This is 1 of those questions that will either be interpreted as deep or idiotic. :rolleyes:
When applying for a federal job, Army, or a gun permit, you get fingerprinted. When you get arrested, same thing. There will be cases where there’s a body with no obvious i.d., that’d normally be fingerprinted. But let’s say there are no hands: a bombing, where they’re blown off; predators in the woods have eaten a lost hiker’s hands; a shark attack; a chemical accident, which has erased the prints. Or, as I’ve heard some criminals do, they burn or file them off. Also when babies were born at least at the time I was, they took the kid’s footprint, I guess to identify who belongs to which parents in case of a mixup. But what about toeprints? Do toes have easily identifiable prints, like our fingers do? DO they correspond to the fingers (for example, the prints from thumb on the right hand are exactly identical to those of the big toe, the pointer finger exactly like the 2nd toe, an so on)? It probly ain’t that common that a corpse’s hands will be gone, but it does happen, so I’m wondering if toeprints could identify as reliably as fingerprints do. Just recently, some1 brought up the recent phenomenon of many feet washing up on the West Coast (in sneakers), and of course they have no idea whose body they’re from. I dunno what condition the toes were in, but in general, would having toeprints on file be any help to identify otherwise unidentifiable bodies?
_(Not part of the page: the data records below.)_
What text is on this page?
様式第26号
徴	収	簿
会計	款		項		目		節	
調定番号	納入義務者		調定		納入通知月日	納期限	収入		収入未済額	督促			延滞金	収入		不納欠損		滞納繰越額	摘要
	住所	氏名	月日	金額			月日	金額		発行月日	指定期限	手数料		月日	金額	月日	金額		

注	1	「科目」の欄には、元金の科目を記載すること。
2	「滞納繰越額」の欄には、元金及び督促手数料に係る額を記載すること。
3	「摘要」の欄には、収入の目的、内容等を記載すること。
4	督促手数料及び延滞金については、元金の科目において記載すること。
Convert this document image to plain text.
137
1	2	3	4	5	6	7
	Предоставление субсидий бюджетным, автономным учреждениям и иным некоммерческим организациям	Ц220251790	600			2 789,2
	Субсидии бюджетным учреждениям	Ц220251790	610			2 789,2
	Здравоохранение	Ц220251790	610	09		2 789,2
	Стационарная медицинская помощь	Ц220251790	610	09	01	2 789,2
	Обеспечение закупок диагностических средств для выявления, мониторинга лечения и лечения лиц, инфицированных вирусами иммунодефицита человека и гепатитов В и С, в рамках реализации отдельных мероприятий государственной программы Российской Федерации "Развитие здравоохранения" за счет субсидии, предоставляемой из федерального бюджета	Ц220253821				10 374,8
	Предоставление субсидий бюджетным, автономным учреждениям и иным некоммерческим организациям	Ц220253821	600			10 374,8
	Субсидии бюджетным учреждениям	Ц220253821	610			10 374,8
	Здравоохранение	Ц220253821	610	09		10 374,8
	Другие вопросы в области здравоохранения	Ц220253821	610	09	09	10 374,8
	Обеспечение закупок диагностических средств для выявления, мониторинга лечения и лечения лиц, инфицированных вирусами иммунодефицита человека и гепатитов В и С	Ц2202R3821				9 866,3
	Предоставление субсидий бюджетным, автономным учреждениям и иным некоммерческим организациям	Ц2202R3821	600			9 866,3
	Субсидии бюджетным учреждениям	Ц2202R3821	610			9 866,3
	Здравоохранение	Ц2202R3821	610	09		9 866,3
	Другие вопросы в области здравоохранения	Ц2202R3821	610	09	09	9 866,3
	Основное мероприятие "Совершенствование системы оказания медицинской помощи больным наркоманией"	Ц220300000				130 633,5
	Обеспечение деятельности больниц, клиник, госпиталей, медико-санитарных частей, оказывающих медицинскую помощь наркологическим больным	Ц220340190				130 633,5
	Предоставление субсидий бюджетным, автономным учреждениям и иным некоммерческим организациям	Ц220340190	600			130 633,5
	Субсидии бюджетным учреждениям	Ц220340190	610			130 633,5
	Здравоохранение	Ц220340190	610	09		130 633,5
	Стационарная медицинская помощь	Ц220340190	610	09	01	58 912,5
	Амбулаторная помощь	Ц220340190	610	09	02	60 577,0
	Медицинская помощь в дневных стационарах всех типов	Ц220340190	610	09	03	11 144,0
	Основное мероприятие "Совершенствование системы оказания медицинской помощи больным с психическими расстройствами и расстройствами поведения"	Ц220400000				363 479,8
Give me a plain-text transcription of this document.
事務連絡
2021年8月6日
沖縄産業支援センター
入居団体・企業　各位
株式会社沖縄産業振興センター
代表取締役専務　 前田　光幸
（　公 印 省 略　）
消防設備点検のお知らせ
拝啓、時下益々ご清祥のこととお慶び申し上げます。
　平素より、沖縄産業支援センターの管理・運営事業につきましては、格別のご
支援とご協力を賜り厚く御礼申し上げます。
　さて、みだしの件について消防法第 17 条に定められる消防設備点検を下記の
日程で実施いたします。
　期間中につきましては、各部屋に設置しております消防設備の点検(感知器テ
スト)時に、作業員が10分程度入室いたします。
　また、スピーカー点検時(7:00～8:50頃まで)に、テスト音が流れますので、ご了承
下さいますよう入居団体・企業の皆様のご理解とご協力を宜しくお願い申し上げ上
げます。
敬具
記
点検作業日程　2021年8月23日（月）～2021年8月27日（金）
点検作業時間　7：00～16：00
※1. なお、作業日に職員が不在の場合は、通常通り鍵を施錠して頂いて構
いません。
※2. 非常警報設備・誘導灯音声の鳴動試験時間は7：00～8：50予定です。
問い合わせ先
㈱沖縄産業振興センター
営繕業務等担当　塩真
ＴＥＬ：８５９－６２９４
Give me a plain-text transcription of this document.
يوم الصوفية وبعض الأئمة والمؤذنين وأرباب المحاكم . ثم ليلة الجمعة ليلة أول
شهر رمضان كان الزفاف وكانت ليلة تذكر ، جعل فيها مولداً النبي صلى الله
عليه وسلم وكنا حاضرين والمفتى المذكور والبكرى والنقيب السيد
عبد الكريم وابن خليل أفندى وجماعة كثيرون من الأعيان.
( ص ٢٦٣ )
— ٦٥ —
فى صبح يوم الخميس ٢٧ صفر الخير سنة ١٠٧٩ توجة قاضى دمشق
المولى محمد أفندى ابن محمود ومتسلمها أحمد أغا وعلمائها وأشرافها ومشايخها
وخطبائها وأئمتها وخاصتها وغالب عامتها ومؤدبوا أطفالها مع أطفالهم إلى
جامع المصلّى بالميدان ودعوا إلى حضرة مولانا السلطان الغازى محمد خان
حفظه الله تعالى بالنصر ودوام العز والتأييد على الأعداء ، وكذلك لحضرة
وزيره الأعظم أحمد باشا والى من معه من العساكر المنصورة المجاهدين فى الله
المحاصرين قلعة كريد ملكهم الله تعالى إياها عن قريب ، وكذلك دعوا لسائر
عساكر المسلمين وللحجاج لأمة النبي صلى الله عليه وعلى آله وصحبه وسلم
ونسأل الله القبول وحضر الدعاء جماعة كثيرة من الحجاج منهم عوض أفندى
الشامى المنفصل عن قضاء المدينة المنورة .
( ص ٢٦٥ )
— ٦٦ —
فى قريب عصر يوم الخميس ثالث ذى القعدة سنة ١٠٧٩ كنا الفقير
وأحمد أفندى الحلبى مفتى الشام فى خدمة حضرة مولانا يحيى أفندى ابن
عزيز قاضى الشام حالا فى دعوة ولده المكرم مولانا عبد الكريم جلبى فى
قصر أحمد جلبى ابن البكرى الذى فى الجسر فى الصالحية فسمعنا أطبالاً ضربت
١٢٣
Previous thread on subject. Yes, toe prints are as unique as fingerprints
The problem is that people leave an awful lot of fingerprints at scenes of crimes, etc. Fingerprints are valuable and have solved a lot of crmes hat might not have been solved otherwise. The occasions where a toe-print is the only ID process available are very few; especially where it’s a crime or something where determining the identity is urgent. Thus, not worth the effort.
Don’t say that. I have met an art forger (and major arsehole), who had specialised in Miró (I think it was). He was identified because he had placed a footprint on a painting imitating the artist’s style.
FWIW, when the military is about to put you in harm’s way, you file an Isolated Person Report which contains personal information including distinguishing tattoos, scars, and birthmarks. It’s so that if you’re alive, they can have specific questions to ask for proof of life, and if you’re dead, they can identify your mutilated corpse.